PANDE: Fifty percent of medical students are women, even more than 50%. About 30% to 35% of internal medicine residents probably are women and only about 15% to 17% of cardiology fellows. We are putting together a survey of our house staff and hope to understand what the issues are.

I certainly have my own beliefs, which have to do with family and the lack of role models and a perception of the inability to combine one’s professional and family life, which may or may not be true depending on where you are. I’m married to a cardiology fellow and I have a 2½-year-old child. I was pregnant when I applied for a fellowship, and I started my fellowship with a 10-month-old. It has worked out very well for me.

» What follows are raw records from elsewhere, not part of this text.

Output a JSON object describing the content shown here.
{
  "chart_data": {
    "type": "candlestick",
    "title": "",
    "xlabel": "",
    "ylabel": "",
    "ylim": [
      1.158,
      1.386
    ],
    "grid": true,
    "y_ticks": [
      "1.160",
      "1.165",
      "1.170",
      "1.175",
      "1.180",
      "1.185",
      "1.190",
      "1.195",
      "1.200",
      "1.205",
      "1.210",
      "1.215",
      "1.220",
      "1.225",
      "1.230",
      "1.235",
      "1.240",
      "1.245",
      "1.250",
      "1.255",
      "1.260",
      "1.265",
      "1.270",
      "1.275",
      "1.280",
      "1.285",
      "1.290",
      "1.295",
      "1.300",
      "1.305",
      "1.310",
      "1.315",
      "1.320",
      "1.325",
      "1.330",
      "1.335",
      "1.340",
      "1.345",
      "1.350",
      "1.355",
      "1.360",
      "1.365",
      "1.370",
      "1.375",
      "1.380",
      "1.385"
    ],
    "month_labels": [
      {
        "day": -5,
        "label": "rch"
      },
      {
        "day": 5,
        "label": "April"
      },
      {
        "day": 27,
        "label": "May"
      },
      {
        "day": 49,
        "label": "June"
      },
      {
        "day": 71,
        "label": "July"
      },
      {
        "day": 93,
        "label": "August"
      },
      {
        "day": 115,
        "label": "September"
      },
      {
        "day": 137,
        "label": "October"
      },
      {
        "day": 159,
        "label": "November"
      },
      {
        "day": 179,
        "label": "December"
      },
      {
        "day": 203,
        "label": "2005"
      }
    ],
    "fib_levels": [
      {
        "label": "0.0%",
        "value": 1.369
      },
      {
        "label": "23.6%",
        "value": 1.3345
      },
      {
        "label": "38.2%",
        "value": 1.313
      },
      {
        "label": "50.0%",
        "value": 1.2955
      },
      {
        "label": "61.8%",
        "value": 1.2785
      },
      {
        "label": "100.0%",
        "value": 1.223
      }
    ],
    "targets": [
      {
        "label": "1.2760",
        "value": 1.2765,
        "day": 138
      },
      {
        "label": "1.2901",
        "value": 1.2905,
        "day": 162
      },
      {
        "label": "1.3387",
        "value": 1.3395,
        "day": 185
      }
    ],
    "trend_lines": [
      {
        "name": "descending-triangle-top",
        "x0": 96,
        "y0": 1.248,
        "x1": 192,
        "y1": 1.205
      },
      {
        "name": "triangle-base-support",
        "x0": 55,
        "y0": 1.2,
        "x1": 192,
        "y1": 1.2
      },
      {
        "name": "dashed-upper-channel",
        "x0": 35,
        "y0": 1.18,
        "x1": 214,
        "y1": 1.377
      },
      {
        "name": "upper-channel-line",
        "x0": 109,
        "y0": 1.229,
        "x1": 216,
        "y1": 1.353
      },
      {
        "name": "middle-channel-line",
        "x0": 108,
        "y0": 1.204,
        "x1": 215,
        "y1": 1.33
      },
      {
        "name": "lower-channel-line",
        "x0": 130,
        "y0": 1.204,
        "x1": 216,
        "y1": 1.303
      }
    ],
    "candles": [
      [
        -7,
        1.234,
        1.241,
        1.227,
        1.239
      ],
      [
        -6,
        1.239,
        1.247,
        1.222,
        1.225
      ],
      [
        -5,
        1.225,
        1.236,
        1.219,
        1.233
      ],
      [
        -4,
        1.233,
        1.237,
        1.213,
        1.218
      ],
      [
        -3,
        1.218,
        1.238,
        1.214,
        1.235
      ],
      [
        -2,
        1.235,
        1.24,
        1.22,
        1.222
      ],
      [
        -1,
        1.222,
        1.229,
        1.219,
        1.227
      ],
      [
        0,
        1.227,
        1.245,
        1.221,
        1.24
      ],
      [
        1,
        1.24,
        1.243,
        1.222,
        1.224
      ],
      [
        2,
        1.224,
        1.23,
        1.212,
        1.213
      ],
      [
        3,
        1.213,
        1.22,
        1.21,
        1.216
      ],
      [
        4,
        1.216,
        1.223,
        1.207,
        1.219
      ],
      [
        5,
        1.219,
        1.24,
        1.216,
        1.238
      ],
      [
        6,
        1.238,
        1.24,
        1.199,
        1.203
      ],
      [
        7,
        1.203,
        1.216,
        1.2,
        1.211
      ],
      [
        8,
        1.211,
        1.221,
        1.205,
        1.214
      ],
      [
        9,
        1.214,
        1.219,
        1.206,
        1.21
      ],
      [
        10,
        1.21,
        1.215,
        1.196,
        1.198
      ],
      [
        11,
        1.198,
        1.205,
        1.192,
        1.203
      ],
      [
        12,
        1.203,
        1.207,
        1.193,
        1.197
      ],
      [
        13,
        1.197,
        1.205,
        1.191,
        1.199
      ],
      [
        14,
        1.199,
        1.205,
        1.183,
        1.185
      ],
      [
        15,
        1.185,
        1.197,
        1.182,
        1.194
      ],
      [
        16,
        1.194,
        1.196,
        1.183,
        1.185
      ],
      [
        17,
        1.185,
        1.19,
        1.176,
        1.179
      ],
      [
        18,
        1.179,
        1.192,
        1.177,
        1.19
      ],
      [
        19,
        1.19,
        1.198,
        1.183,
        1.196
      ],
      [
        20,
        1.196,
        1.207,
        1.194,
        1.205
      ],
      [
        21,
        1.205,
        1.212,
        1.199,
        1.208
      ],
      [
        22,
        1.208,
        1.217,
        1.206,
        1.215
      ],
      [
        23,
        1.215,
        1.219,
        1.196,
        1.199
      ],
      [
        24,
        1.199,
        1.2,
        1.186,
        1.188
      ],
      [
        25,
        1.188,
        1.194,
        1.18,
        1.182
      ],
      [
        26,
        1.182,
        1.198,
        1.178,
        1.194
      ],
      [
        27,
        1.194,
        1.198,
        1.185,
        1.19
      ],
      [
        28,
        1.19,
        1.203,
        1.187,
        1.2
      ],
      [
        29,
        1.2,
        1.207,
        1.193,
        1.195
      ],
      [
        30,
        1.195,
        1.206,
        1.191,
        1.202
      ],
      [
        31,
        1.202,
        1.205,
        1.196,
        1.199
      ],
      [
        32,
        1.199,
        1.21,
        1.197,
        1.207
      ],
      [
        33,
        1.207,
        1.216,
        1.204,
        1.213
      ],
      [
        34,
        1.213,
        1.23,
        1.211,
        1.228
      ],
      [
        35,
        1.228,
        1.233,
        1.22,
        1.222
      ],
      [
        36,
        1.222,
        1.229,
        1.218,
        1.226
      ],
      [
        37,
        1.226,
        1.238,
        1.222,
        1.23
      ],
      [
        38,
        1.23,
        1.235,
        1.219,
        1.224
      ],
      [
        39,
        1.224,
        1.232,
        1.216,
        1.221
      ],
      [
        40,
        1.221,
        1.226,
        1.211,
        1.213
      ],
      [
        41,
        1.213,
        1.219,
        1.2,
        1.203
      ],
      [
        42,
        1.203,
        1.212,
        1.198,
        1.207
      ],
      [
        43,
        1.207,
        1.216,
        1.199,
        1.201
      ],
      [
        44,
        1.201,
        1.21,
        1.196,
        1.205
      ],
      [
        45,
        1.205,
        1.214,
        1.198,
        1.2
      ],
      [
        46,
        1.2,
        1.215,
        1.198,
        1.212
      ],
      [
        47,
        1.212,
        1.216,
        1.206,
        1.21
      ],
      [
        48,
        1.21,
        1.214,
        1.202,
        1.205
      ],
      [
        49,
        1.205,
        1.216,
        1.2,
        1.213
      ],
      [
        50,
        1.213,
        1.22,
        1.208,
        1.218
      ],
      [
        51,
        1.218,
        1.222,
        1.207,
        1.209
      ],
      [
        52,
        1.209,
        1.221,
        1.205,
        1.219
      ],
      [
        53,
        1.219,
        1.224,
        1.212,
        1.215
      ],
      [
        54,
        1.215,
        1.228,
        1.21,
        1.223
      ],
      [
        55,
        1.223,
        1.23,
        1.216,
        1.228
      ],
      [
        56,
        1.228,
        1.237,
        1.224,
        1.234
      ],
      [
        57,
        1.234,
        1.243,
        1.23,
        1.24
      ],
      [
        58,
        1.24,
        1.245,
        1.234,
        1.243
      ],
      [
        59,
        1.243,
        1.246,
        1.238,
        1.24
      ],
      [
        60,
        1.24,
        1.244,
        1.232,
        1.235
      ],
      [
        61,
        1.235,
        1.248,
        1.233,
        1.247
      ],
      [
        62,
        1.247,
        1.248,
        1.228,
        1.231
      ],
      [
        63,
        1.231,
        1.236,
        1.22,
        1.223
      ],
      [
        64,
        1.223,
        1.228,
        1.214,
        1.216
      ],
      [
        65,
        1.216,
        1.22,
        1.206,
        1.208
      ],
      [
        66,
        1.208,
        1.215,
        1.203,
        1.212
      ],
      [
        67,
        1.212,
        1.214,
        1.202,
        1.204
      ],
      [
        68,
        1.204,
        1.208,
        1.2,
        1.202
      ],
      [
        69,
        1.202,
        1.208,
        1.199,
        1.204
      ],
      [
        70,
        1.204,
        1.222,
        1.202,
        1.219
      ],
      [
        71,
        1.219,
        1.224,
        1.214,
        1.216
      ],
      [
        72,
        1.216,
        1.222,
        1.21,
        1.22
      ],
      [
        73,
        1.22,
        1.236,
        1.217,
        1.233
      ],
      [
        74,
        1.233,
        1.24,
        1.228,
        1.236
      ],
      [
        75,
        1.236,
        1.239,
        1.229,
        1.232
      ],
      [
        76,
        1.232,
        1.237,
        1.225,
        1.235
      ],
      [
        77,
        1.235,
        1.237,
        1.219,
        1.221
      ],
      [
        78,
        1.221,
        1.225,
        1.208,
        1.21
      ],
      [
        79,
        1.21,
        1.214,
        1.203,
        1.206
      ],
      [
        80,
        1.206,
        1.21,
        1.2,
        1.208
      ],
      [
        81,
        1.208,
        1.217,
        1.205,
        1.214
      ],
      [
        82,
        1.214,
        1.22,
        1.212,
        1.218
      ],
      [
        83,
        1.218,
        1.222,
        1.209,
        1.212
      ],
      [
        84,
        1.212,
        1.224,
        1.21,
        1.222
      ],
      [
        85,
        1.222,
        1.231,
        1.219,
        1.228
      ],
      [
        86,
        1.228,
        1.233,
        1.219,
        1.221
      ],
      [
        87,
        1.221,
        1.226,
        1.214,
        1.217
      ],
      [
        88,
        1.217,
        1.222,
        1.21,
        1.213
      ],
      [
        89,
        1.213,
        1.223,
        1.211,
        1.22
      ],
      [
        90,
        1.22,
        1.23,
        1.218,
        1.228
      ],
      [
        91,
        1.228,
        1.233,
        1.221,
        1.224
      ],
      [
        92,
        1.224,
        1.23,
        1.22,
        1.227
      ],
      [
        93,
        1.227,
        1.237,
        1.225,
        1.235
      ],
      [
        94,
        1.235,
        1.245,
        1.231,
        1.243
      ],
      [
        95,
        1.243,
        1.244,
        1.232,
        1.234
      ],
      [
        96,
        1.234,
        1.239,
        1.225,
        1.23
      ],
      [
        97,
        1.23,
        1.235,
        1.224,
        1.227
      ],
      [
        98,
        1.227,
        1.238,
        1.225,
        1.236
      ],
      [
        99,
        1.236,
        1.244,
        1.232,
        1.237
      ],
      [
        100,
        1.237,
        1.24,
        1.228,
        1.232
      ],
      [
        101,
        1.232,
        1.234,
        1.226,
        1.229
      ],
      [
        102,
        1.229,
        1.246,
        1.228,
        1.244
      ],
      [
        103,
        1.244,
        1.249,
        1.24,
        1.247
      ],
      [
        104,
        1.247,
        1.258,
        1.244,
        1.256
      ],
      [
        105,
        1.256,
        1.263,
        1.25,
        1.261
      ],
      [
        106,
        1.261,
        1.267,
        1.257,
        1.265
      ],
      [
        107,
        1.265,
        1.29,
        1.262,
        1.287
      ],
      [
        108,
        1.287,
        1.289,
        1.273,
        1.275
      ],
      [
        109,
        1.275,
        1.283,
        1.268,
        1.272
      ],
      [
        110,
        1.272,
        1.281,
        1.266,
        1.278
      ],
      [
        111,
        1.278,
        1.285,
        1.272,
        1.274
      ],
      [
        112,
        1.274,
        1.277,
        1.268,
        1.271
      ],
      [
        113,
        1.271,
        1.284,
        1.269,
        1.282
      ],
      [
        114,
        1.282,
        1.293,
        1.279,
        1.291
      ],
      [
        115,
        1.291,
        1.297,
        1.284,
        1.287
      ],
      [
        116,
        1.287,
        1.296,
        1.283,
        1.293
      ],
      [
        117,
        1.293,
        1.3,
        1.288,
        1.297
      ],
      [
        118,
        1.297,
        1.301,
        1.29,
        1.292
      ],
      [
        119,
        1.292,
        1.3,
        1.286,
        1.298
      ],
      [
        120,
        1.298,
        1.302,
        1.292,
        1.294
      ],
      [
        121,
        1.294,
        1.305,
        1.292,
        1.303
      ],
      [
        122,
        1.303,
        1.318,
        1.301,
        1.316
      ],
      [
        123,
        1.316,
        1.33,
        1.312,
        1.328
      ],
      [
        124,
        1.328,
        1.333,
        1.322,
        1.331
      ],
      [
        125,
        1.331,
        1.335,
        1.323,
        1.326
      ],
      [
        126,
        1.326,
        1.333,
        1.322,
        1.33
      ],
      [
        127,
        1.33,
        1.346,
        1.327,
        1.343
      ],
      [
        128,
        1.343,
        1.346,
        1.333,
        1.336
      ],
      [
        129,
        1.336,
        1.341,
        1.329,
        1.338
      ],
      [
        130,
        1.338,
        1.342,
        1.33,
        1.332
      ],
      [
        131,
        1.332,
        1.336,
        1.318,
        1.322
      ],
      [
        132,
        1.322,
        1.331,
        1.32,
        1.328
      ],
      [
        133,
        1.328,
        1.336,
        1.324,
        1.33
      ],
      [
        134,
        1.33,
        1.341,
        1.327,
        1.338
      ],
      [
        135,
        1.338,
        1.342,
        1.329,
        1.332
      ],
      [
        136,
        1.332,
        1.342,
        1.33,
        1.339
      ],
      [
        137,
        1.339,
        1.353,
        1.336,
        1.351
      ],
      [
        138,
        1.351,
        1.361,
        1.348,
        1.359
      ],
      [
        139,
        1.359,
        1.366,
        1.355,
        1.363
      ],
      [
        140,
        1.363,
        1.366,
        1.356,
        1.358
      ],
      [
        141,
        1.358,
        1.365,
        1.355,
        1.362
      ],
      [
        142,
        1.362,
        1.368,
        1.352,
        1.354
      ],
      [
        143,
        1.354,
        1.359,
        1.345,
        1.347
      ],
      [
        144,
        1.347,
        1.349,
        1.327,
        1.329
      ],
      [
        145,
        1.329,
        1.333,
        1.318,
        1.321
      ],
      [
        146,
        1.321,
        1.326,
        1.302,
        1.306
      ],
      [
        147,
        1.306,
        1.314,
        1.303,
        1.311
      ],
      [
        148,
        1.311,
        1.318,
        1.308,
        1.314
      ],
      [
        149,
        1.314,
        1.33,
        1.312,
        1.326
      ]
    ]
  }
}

Other women need to see that there are people like that out there who can make it happen. It may not require a relaxed program, but it may require a program that understands that people have needs outside of the hospital.

KUMAR: We also need to build in some flexibility among our co-fellows. Some people don’t take time off when they should, and if someone gets sick or someone gets pregnant, there are people who complain that they now have to cover the cath lab for another month. Those attitudes need to change.

PANDE: I think the more people that actually do it and the more women and men who are able to balance work and family, the more understanding there will be.

GLUCKMAN: Formal mentoring programs also seem to be missing in a lot of training programs. We all need an advocate who will take a personal interest in our future. We also need an advocate who can help us with our career decisions.

TUNG: Most of the time we’re forced to find an eclectic mixture. You can’t find one person that is just your overall mentor. There’s one person that wants your deadlines to be filled and there’s another person that really cares whether you’re actually happy as a person.

KUMAR: I think junior faculty, since they’ve gone through it just recently, are often more your friend and can lend a little transparency to the process, letting you know whether something is a reasonable salary offer. People who have just recently gone through it sometimes are more open to seeing you not make mistakes they made by giving you some tidbits of advice.